Gathered they were behind the pale self-light of the failing fortress of Tar Tranwyn in the Kingdom of Tuhál.
Asked, they were, for their assent to questing. And answered, by the Laird of the place with the circle of all the Lairds of this place behind her.
Bound, they were, to the hymgais of the task:
Go unto the Teinwood, where the light springs. Find the nature of the danger lurking there, ye strange and varied gatherage, and foil or failing foiling, report it back that a group of arwr more suited to the task ye could not complete might be assembled. The Lady Cyrdaen could not be said to be overly pithy
Named, they were, each self-proclaiming, as to their wont or desire:
- Brangwen the Traveller
- Cwyn the Mad
- Eyocha [the Vulfen]
- Glenáin the Assessor
Joined they were by the Cyrdaen nephew, Dillan a woodsman by all accounts. To guide them he was, and act as sign of good faith. Evident it was that either the Lady knew not her nephew or she cared not for those she sent forth – such was the oiliness of the man’s character once outside the pale walls of the Tar.
A ruckus aboard the ship was raised when Glenáin the Assessor, raised ross upon one of their number – the Brood, who all of them but the Assessor knew plain to be of their number and assuredly no stranger than the strangest of the rest of them. That clanking tinker assemblage of clattering clunk belonged aboard the flat boat on the great, dirty Nain Mwr, and had the marbles and mask to prove it.
Routed, they were, to a small port town along the great river, and thence north to deliver supplies to and receive succor from the lord of Dun Mynn, on the north-eastern borders of the Teinwood.
Altered, their route was, by Cwyn’s proclamation which his cards duly laid plain:
Accepted, the augury was, and the disembarkment became a short stop, there in the mud in a Lordless place where Lordless things become more likely. A scuffle ensued where several people – and Eyocha – tried vainly to protect the stupidity of stevedores from hurting their bodies too badly. They did not succeed terrible well. It turned out that many of their number were gifted physically and in the ineffable Puissance that throbs in the dreams of the Dragon and the Serpent.
Abandoned, they were, at the old charcoaler’s dún by the scurrulous Dyllan Cyrdaen. Play true to the coward, he did, leaving them in the night and stealing not only the dunholder’s supplies, but also his wares to be sold back in the muddy ‘civilization’ of Mwrport.
Surprised, they were, that the Cyrdaen boy’s warnings about the charcoaler’s daughter were not misdirection. She was, it turned out, a bear. Betimes. A parting curse of a wizard who had passed by some time in the not-too-distant past. Luckily, Glen managed to flee with only bruises to body and ego, and his fire ate only a part of the roof before being put out.
P’ntri there were, in the night in the farmer’s fields. Gone they were by daylight’s coming, back inside the Teinwood.
Under the eaves of that wood they passed.
Miles in along the path that Cwyn set for them, they found the first Stranger. Tall she was, and short but massive and grey of limb.

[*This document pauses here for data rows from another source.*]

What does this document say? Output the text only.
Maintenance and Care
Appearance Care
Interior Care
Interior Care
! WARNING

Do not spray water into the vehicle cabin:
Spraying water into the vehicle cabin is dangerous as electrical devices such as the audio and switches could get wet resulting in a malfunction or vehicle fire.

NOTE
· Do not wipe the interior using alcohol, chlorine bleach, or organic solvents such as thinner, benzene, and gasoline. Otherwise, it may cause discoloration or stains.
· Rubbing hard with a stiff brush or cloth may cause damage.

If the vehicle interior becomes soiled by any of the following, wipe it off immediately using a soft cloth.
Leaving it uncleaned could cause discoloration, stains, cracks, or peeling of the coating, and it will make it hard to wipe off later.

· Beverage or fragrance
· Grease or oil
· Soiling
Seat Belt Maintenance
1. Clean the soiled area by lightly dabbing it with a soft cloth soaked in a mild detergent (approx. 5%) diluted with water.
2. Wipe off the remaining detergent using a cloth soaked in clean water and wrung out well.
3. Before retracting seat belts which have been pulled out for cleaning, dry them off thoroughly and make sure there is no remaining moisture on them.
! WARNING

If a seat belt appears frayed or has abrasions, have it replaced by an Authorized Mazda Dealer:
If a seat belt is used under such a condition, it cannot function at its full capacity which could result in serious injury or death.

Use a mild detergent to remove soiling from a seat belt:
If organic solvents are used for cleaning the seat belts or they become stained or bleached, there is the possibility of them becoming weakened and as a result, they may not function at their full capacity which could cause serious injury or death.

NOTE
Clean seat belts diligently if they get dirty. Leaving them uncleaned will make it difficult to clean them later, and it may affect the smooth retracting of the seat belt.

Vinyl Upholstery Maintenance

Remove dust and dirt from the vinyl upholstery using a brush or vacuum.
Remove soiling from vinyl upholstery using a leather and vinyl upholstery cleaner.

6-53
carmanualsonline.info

Wrapped she was, and her nose like a serpent dangled. Fallen, she had, upon the road. Died, she had, in a Godswood, up against a great copper beech with leaves like burnished fire.
Wounds she had, on her great body, and beyond that her suffering still was clear: a cold leeching of color from one of her great, flapping ears. Along the flesh it went: dead. Into her head it went as well.
The Magefire was not enough, it wasn’t, to destroy this infection.
Deer came – twins, one boy-crowned, one woman-eyed. Watch they did, the white not showing in their eyes. A decision they reached, and draw back the wood seemed to do from the tree.
Unlease his fire again, Glenan did, and the face of the Dragon was upon it. Strike and strike at the vast Beech it did. Give itself, sap and leaf, limb and branch to the fire. Sizzled wool and flesh, and infection.
Saved, they were. Save for the wailing light far off in the wood. And the fire with the Dragon’s face. Long it was since the Dragon had fed. Hunger the fire did. The beech tree fell, but not the fire….
Ran they did, toward the wailing light. Ran they did, into the Teinwood, the hymgais all around them, gods bounding in the dark at their sides.